In Die Mutter von Joseph Beuys, Kippenberger takes a directly comparable approach. Where in earlier series he had aimed his subversive wit at mere contemporaries, in the present work he takes on the godfather of German conceptualism: Joseph Beuys. By 1984, Beuys had achieved success of mythic proportion and exerted almost complete hegemony over the German art world. Throughout the 1960s and 1970s, Beuys had continually innovated and pushed the boundaries of conceptualism and performance art; he had collaborated extensively with Andy Warhol; he had exhibited multiple times at documenta and the Venice Biennale; and he had enjoyed major retrospectives at some of the most prestigious museums and institutions in the world. Kippenberger thus deliberately mocked Beuys’ legacy, and sardonically looked to interrupt the critical dominance the elder artist had cast across Europe and beyond. Indeed, in order to counteract Beuys’ famous idealism, expressed through his maxim “everyone is an artist”, Kippenberger coined his own ironic version of the phrase, intended to shatter the cloud of mythic reverence and abstruse intellectualism that surrounded successful artists of his day: “every artist is a human being”. The present work represents that moment whereupon Kippenberger came closest to a personal attack on the elder statesmen of the zeitgeist. In presenting the viewer with a portrait of Beuys’ mother, Kippenberger not only strikes an intimate personal chord, but also portrays him as an artist already consigned to the history books. We automatically think of Beuys in the same ranks as those artists who had already engaged with this famous trope of ‘mother’ as subject: James Whistler, Vincent van Gogh, even Lucian Freud. We are reminded of immensely important and art historically revered masters who, though canonical, were entirely devoid of contemporary relevance to the conceptual verve of 1980s Germany. With this work, Kippenberger launches a volley upon Beuys – an attack of mock condescension. He frames him as an obsolete Old Master who has had his day at the forefront of the avant-garde and is now ready to be put out to pasture. Through this seditious move, Kippenberger installs himself in Beuys’ place, and asserts his role at the centre of the conceptual discourse.

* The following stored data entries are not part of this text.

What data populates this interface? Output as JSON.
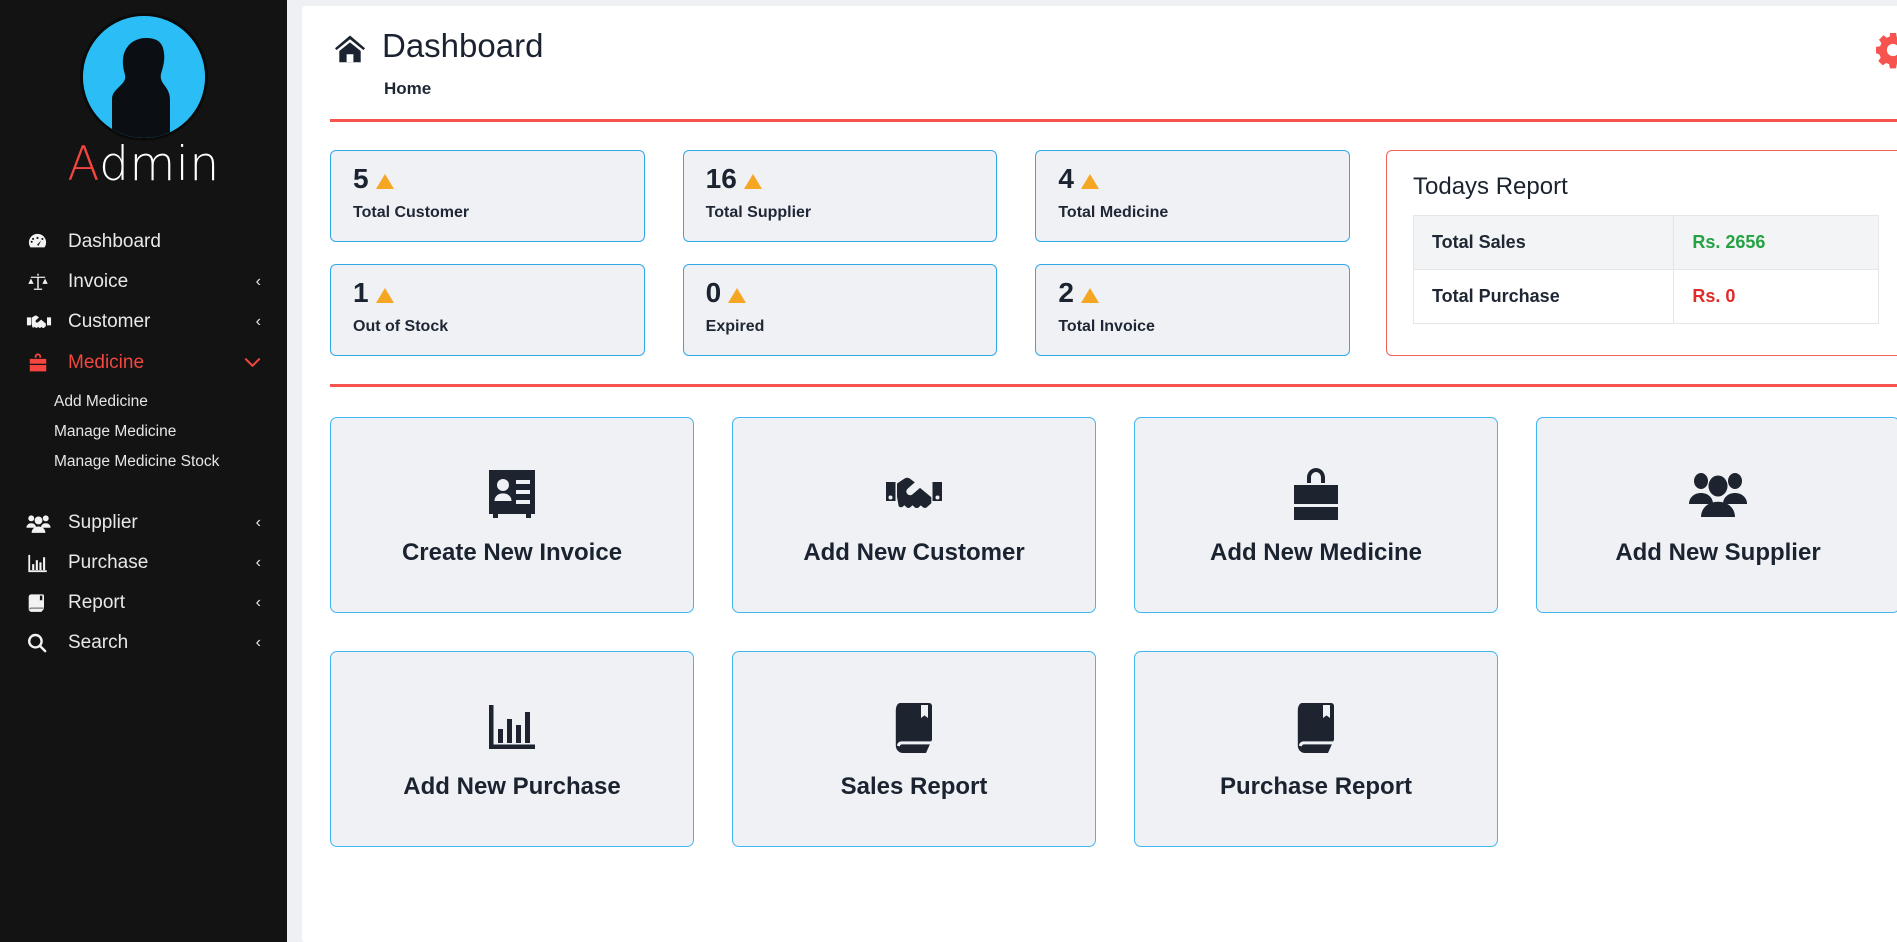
{
  "sidebar": {
    "brand": {
      "initial": "A",
      "rest": "dmin",
      "avatar_icon": "user-silhouette-avatar"
    },
    "items": [
      {
        "label": "Dashboard",
        "icon": "speedometer-icon",
        "chevron": "",
        "active": false
      },
      {
        "label": "Invoice",
        "icon": "balance-scale-icon",
        "chevron": "‹",
        "active": false
      },
      {
        "label": "Customer",
        "icon": "handshake-icon",
        "chevron": "‹",
        "active": false
      },
      {
        "label": "Medicine",
        "icon": "medicine-bag-icon",
        "chevron": "⌄",
        "active": true
      },
      {
        "label": "Supplier",
        "icon": "users-icon",
        "chevron": "‹",
        "active": false
      },
      {
        "label": "Purchase",
        "icon": "bar-chart-icon",
        "chevron": "‹",
        "active": false
      },
      {
        "label": "Report",
        "icon": "book-icon",
        "chevron": "‹",
        "active": false
      },
      {
        "label": "Search",
        "icon": "search-icon",
        "chevron": "‹",
        "active": false
      }
    ],
    "medicine_submenu": [
      "Add Medicine",
      "Manage Medicine",
      "Manage Medicine Stock"
    ]
  },
  "header": {
    "home_icon": "home-icon",
    "title": "Dashboard",
    "breadcrumb": "Home",
    "settings_icon": "gear-icon",
    "settings_color": "#f8544f",
    "divider_color": "#f8544f"
  },
  "stats": {
    "row1": [
      {
        "value": "5",
        "label": "Total Customer"
      },
      {
        "value": "16",
        "label": "Total Supplier"
      },
      {
        "value": "4",
        "label": "Total Medicine"
      }
    ],
    "row2": [
      {
        "value": "1",
        "label": "Out of Stock"
      },
      {
        "value": "0",
        "label": "Expired"
      },
      {
        "value": "2",
        "label": "Total Invoice"
      }
    ],
    "marker_color": "#f5a623",
    "border_color": "#2fa8e8"
  },
  "todays_report": {
    "title": "Todays Report",
    "rows": [
      {
        "key": "Total Sales",
        "value": "Rs. 2656",
        "color": "#25a244"
      },
      {
        "key": "Total Purchase",
        "value": "Rs. 0",
        "color": "#e02b2b"
      }
    ]
  },
  "tiles": {
    "row1": [
      {
        "label": "Create New Invoice",
        "icon": "id-card-icon"
      },
      {
        "label": "Add New Customer",
        "icon": "handshake-icon"
      },
      {
        "label": "Add New Medicine",
        "icon": "shopping-bag-icon"
      },
      {
        "label": "Add New Supplier",
        "icon": "users-icon"
      }
    ],
    "row2": [
      {
        "label": "Add New Purchase",
        "icon": "bar-chart-icon"
      },
      {
        "label": "Sales Report",
        "icon": "book-icon"
      },
      {
        "label": "Purchase Report",
        "icon": "book-icon"
      }
    ]
  }
}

In this light, Die Mutter von Joseph Beuys should also be understood as a self-portrait. Possessing curved cheekbones, a well-defined jaw, and long thin nose, the subject of this work is demonstrably Kippenberger himself. In the source image upon which the present work is based – an image that had incidentally been widely circulated in Beuys monographs – the face of Beuys’ mother was all but obscured, hidden underneath a rain-hat in a photograph taken from some distance. By melding his own face with her indistinctly documented features, Kippenberger not only compounds the mood of sardonic wit that suffuses the entirety of his output, but also makes a further attempt to include his own identity at the heart of the art historical debate. In this way, the present work can be seen as a direct precursor to the celebrated ‘Picasso Paintings’: a group of works executed in 1988 in which Kippenberger repeatedly painted himself in the guise of Picasso. In a similar mode to the present work, Kippenberger mocks the celebrated modern art genius by burlesquing famous images of Picasso and inserting himself in the senior artist’s place.
Throughout his career, Martin Kippenberger wanted to expose and express human fallibility and artistic imperfection. As much as in the Liebe Maler, male mir series and the Picasso Paintings of 1988, the present work satirises and unpicks art historical reverence. In pastiching Joseph Beuys with such vicious and precise accuracy, he was not so much trying to elevate his own artistry up to Beuys’ level, or even to that of Fetting or Middendorf, as trying to drag them down to his own – to what he viewed as the level of the common man. In this regard, the present work is an ultimate exemplar by the bad boy of German contemporary art. Endlessly rewarding in interpretation, entirely complete in conceptual relevance, and completed across a massive scale this painting should be considered as work of extraordinary quality and exceptional wit.